Aug 23, 2005 — Fourteen of Yeshiva University’s 2005 graduates have decided to spend another year on campus participating in the Presidential Fellows program established by President Richard M. Joel.
Now in its second year, the Presidential Fellows program is part of a broader effort to train top graduates at the university and expand YU’s service to the Jewish community.
“The program takes our top graduates behind the scenes of the institution they have come to know so well as students,” said President Joel. “My intention is to inspire these young people to develop leadership skills while drawing on their valuable experience as students.”
The Fellows were chosen after an intense screening process based on their academic performance, campus leadership, and concern for the Jewish community. Each fellow will work hand in hand with a senior administrator, who will mentor them and elicit their feedback as former students, said Sheldon R. Gelman, PhD, Dorothy and David I. Schachne Dean of YU’s Wurzweiler School of Social Work, who oversees the program.

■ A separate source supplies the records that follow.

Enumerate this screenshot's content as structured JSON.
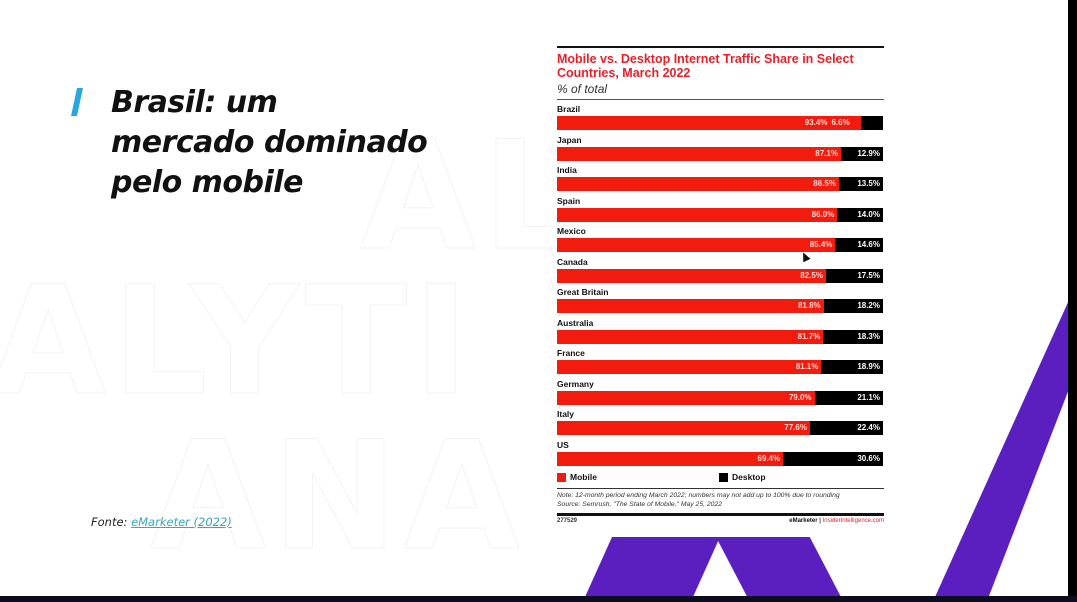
{
  "slide": {
    "title": "Brasil: um mercado dominado pelo mobile",
    "title_lines": [
      "Brasil: um",
      "mercado dominado",
      "pelo mobile"
    ],
    "source_prefix": "Fonte:",
    "source_link": "eMarketer (2022)",
    "watermark_lines": [
      "AL",
      "ALYTI",
      "ANA"
    ],
    "colors": {
      "accent_bar": "#29a8e0",
      "purple": "#5b1fc0",
      "link": "#3aa6b9"
    }
  },
  "chart": {
    "title": "Mobile vs. Desktop Internet Traffic Share in Select Countries, March 2022",
    "subtitle": "% of total",
    "legend": {
      "mobile": "Mobile",
      "desktop": "Desktop"
    },
    "note": "Note: 12-month period ending March 2022; numbers may not add up to 100% due to rounding",
    "source": "Source: Semrush, \"The State of Mobile,\" May 25, 2022",
    "chart_id": "277529",
    "brand": "eMarketer",
    "separator": "|",
    "site": "InsiderIntelligence.com",
    "colors": {
      "mobile": "#f21b0d",
      "desktop": "#000000",
      "title": "#e8202a"
    }
  },
  "chart_data": {
    "type": "bar",
    "orientation": "horizontal",
    "stacked": true,
    "title": "Mobile vs. Desktop Internet Traffic Share in Select Countries, March 2022",
    "subtitle": "% of total",
    "xlabel": "",
    "ylabel": "",
    "xlim": [
      0,
      100
    ],
    "legend_position": "bottom",
    "categories": [
      "Brazil",
      "Japan",
      "India",
      "Spain",
      "Mexico",
      "Canada",
      "Great Britain",
      "Australia",
      "France",
      "Germany",
      "Italy",
      "US"
    ],
    "series": [
      {
        "name": "Mobile",
        "color": "#f21b0d",
        "values": [
          93.4,
          87.1,
          86.5,
          86.0,
          85.4,
          82.5,
          81.8,
          81.7,
          81.1,
          79.0,
          77.6,
          69.4
        ]
      },
      {
        "name": "Desktop",
        "color": "#000000",
        "values": [
          6.6,
          12.9,
          13.5,
          14.0,
          14.6,
          17.5,
          18.2,
          18.3,
          18.9,
          21.1,
          22.4,
          30.6
        ]
      }
    ],
    "labels_mobile": [
      "93.4%",
      "87.1%",
      "86.5%",
      "86.0%",
      "85.4%",
      "82.5%",
      "81.8%",
      "81.7%",
      "81.1%",
      "79.0%",
      "77.6%",
      "69.4%"
    ],
    "labels_desktop": [
      "6.6%",
      "12.9%",
      "13.5%",
      "14.0%",
      "14.6%",
      "17.5%",
      "18.2%",
      "18.3%",
      "18.9%",
      "21.1%",
      "22.4%",
      "30.6%"
    ]
  }
}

“I have already gained so much knowledge about YU and the outside world,” said Malca Fink, who was president of the Stern College Student Council last year and has been working in Dean Gelman’s office since July.
Ms. Fink has “gone everywhere with the dean,” making valuable contacts in New York state and city agencies as she considers future studies in psychology or law.
Many of the new Fellows are considering careers in Jewish communal service and see their participation as a good way to test the waters.
“I hope I will gain both administrative skills and a professional network that can help me in my future career in Jewish communal work,” said Monsey native Aliza Abrams, who is working in the Max Stern Division of Communal Services.
The Fellows will attend biweekly leadership seminars covering key topics in university administration and Jewish communal leadership, and taught by Dean Gelman.
Last year’s Fellows made a substantial contribution to the university. They organized student activities across the US and Israel, developed a set of recommendations on enhancing YU’s undergraduate education, and created the Incubator Project to support community-focused programs in need of startup help.
Some of last year’s Fellows have been hired by the university. Joshua Ross is working part-time in the dean’s office at Sy Syms School of Business, and Anat Barber is splitting her time between a double master’s at NYU (where she will be studying on a Wexner Fellowship) and the Center for the Jewish Future.